Founders of a start-up usually take common stock as a large portion of their compensation for current and future labor efforts. Getting paid in founders’ stock allows entrepreneurs to defer paying tax and – more importantly – allows them to pay tax at the long-term capital gains rate. Politicians, entrepreneurs, and many academics claim that the favorable tax treatment of founders’ stock is an effective method of subsidizing entrepreneurship. In the paper, Fleischer questions the prevailing view that we should tax founders at a low rate. The economic efficiency case for a tax preference for founders’ stock is weak. And the case for reform, he argues, is compelling. Taxing founders at a low rate is a conspicuous loophole in the fabric of our progressive income tax system, uniquely undermining our shared commitment to equal opportunity and distributive justice. Founders’ stock is often bequeathed to heirs who receive a step up in basis, allowing founders to avoid the income tax altogether, leaving a legacy of dynastic wealth subject only to the rather dodgy application of the estate tax.

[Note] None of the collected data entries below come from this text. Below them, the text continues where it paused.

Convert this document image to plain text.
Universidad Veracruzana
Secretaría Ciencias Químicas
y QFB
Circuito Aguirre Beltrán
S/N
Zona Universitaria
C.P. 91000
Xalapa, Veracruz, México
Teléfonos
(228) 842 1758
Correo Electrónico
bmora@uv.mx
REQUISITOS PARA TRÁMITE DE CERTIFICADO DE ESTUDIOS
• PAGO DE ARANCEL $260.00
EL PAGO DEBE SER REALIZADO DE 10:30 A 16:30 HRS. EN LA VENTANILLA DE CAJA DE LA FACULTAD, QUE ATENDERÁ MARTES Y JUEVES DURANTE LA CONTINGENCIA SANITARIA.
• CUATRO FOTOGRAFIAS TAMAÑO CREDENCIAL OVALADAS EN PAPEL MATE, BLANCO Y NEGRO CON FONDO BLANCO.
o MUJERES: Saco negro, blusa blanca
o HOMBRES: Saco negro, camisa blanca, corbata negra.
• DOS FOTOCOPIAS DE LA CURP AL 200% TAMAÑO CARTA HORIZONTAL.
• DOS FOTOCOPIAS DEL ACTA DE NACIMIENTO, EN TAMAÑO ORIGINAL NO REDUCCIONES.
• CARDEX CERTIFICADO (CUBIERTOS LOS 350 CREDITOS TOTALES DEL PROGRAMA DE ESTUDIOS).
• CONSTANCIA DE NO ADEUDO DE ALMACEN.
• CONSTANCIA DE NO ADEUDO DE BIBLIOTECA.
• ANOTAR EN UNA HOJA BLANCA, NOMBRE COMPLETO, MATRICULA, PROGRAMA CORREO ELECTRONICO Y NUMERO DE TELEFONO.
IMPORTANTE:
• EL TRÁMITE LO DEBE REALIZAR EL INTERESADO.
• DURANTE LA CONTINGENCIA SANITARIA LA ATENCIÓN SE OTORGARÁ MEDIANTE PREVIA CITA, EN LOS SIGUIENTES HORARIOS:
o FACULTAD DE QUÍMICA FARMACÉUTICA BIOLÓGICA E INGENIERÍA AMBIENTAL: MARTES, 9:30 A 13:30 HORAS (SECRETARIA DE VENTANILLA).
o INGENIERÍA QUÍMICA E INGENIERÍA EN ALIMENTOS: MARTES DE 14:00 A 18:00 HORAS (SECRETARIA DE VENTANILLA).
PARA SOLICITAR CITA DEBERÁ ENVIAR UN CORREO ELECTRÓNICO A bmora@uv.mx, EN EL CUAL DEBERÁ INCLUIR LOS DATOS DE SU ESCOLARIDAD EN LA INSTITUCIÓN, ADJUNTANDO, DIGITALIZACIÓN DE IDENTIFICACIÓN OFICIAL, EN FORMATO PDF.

Reading Materials: Taxing Founders' Stock by Victor Fleischer

About Victor Fleischer: Victor Fleischer is an Associate Professor of Law at the University of Colorado Law School, where he has taught a range of tax and transactional courses in the past, including Federal Income Tax, Corporate Tax, Partnership Tax, Tax Policy, Venture Capital & Private Equity, and various seminars. He joined the faculty of the University of Colorado in 2006. He has also taught at several other law schools, including UCLA, Georgetown, Illinois, Columbia, and, most recently, NYU.

In 2007, a draft version of his paper on carried interest helped prompt Congress to propose Section 710 of the tax code, which would tax a portion of carried interest as ordinary income rather than capital gain. The paper, Two and Twenty: Taxing Partnership Profits in Private Equity Funds, was later published in the NYU Law Review.